Philip Pullman | The Good Man Jesus and the Scoundrel Christ (2010)
Anything by Philip Pullman is worthy of attention. He’s one of the great storytellers of our time. Still, I’d already pretty much sussed out his take on religion based on the evil Magisterium in the His Dark Materials and current Book of Dust series, and I’m not sure this little volume adds much.
Colm Tóibín | The Testament of Mary (2012)
Tóibín is unquestionably another major contemporary voice, and this volume was shortlisted for the Man Booker prize and also transformed into a solo stage show whose Tony-nominated Broadway run featured Fiona Shaw. It’s an unconventional take on Jesus’ mother Mary herself, and also on the process of mythologizing and who gets to tell the stories.
Lloyd C. Douglas | The Robe (1942) and The Big Fisherman (1948)
All the blessings and blights of mid-20th-century mainline white American Protestantism are on display on these two big bestsellers by Lutheran pastor Douglas – one about the centurion at the Crucifixion, and one about Saint Peter. That said, I owe some of my favorite imaginary images of Galilee’s shores to my long-ago reading of Douglas’ descriptions. Should you have the urge to take in either film adaptation, I urge you to substitute the Coen brothers’ Hail, Caesar! instead.
Thomas Costain | The Silver Chalice (1952)
Many parallels to Douglas in the biases and sentimental-bestseller areas, but also an inventive story of a non-Biblical silversmith who gets caught up in the Jesus movement after creating the (ahistorical) cup that would become known as the Holy Grail. The film with Paul Newman is as cheese-drenched as you’d expect...but does have Paul Newman.
Frank G. Slaughter | The Crown and the Cross (1959)
This is just one of many Bible novels by Slaughter, who was a doctor in addition to his prolific writing career. Well-meaning, sincere, but hardly based in solid history or theology.
Taylor Caldwell | Dear and Glorious Physician (1959) and Great Lion of God (1970)
I read these books at an impressionable age, and I have zero objectivity about them; they were part of what made me want to write heavily researched historical fiction (decades later on an unrelated subject). They’re companion pieces set generally during the book of Acts, one with Luke at the center of a broad scope, and the equivalent with Paul.
Mika Waltari | The Secret of the Kingdom (1961) and The Roman: The Memoirs of Minutus Lausus Manilianus... (1966)

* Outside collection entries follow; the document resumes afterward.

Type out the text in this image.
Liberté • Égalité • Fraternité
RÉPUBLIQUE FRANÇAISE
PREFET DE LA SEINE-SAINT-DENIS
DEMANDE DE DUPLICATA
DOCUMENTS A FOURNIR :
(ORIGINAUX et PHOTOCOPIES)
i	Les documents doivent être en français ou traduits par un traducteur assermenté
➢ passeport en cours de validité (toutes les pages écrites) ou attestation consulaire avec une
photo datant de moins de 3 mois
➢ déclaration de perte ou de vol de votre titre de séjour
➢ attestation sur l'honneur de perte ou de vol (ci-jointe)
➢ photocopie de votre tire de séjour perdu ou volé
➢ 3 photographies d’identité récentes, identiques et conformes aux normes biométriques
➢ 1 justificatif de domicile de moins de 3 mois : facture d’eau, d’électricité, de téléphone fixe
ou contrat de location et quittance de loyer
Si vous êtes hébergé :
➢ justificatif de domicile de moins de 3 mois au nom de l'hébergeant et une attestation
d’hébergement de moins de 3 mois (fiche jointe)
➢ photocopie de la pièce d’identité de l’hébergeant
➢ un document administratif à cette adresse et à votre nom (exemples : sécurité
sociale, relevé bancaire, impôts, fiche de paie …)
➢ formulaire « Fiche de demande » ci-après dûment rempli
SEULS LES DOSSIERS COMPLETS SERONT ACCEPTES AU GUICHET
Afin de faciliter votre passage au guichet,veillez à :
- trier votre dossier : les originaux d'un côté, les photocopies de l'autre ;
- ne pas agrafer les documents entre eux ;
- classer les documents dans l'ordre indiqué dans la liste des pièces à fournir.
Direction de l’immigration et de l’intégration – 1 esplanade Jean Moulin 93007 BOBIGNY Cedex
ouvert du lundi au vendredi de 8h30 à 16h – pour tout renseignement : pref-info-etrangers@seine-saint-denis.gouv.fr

What I said about reading Taylor Caldwell applies even more to Mika Waltari. He’s remembered today, if at all, for his earlier novel The Egyptian, which I agree is probably the one to read. But for plunging deeply into a historical time and place – even if of limited accuracy – any of his books is a real treat.
Leonard Wibberley | The Centurion (1966)
Yes, that’s the author of The Mouse That Roared, among more than 100 other books(!) spanning numerous genres from sci-fi to mystery. A devout Catholic, Wibberley said that The Centurion was “more important to me than anything else I’ve ever written.” Like Douglas’ The Robe, it leaps off from the Matthew gospel portrait of the Roman commander at the Crucifixion.

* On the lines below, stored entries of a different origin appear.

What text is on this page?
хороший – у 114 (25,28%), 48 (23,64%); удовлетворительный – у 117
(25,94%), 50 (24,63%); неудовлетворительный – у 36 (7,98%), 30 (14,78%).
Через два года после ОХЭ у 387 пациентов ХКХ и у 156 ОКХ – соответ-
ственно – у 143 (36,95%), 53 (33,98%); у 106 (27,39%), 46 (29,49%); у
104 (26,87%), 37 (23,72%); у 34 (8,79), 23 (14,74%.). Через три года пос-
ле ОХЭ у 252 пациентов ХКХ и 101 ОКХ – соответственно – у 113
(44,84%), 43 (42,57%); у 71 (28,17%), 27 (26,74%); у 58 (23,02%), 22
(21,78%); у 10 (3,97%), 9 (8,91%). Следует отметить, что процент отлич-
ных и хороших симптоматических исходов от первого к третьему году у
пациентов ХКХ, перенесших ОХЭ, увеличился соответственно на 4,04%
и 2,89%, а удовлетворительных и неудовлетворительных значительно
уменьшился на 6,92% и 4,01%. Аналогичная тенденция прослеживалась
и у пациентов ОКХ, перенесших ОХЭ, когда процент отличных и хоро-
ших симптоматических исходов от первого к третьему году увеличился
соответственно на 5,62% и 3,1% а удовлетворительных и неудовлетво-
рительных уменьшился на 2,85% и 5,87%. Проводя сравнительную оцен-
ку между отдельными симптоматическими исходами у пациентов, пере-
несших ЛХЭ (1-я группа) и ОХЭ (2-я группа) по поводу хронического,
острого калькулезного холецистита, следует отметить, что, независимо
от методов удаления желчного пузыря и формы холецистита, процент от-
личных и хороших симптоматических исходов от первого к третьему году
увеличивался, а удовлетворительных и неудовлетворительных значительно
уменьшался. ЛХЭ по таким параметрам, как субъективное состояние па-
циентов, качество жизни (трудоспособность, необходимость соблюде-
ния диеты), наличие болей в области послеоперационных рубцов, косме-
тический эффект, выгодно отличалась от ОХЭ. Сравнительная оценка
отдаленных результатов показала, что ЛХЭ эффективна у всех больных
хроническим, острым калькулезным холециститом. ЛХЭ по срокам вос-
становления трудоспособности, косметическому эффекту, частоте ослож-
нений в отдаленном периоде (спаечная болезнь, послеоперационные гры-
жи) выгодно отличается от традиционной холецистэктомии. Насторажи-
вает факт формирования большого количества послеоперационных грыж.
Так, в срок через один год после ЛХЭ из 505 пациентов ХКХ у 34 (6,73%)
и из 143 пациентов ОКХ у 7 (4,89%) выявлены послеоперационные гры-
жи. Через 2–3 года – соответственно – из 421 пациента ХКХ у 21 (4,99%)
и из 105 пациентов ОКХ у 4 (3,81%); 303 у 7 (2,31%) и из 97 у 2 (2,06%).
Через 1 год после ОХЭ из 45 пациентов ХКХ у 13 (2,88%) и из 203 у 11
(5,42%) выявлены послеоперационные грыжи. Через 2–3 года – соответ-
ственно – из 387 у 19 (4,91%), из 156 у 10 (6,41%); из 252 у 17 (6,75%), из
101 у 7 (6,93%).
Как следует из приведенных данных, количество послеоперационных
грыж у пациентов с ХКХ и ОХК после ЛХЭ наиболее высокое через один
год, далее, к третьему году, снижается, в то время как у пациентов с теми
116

Robert Graves | King Jesus (1981)
Toward the end of his life, the author of I, Claudius turned his golden style, his knowledge of the ancient Roman world (though not so much the ancient Near Eastern one), and his various odd mythic/historical obsessions to an idiosyncratic portrait of a non-divine Jesus.
May the season bring you good reading, with chocolate bunnies to taste.